Nisa Cahaya Putri, Peneliti muda Lembaga Analisa Politik dan Demokrasi (LAPD), Jakarta

Diantara situasi umum nasional  akhir-akhir ini yang menonjol adalah  beredarnya nama-nama bakal Capres pada Pilpres 2014. Nama-nama bakal Capres yang akan merupakan nama CAPRES yang definitif setelah Pemilihan Lembaga Legislatif tanggal 9 April 2014 tersebut hingga tanggal 17 Maret 2014 terkonsentrasi pada tiga nama, yaitu Abu Rizal Bakri, Joko Widodo dan Prabowo Subianto.

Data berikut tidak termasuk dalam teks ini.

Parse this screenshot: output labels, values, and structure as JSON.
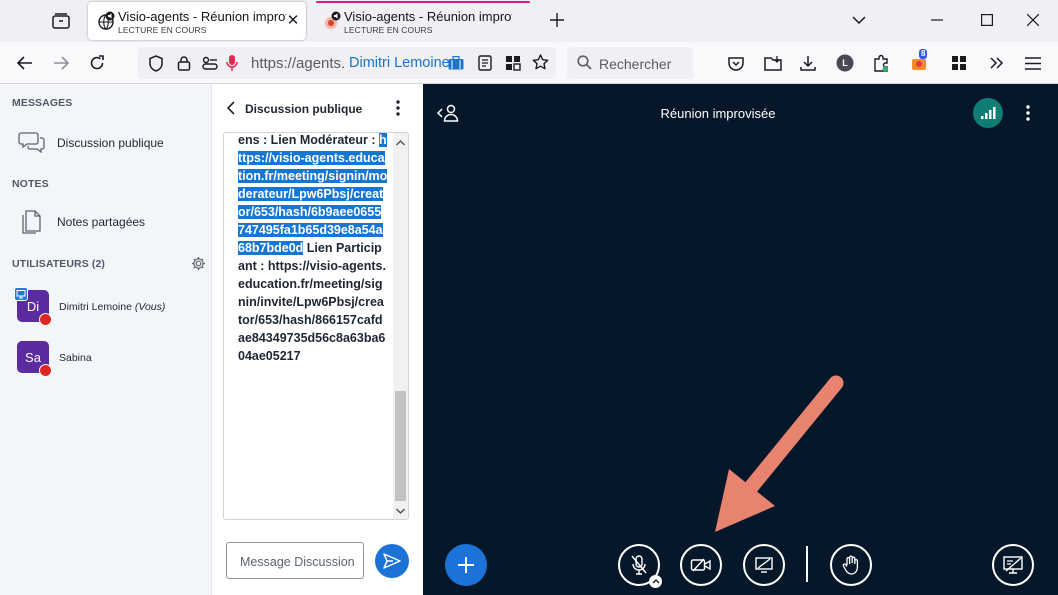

Direktur Eksekutif Pol Tracking Institute Hanta Yudha memprediksi Partai Golkar akan mengalami kekalahan di pemilihan presiden seperti pernah terjadi pada 2004. Hal itu karena ada banyak faksi di tubuh Golkar sehingga sulit untuk fokus mendukung satu calon presiden dalam pilpres. “Karakter Golkar sudah biasa seperti itu. Ini potret opsionalisme yang mengganggu Golkar mendukung satu capres,” kata Hanta saat dihubungi, Kamis (13/3/2014). Di internal Golkar, kata Hanta, sedikitnya ada tiga faksi yang sama kuat. Faksi itu meliputi kubu Aburizal “Ical” Bakrie sebagai Ketua Umum DPP Partai Golkar, faksi Jusuf Kalla, dan faksi Akbar Tandjung. Menurut Hanta, ketiga faksi tersebut memiliki agenda politik berbeda. Ical telah resmi menjadi capres Golkar, sedangkan Kalla dan Akbar terus membuka diri untuk menjadi cawapres dari eksternal Partai Golkar.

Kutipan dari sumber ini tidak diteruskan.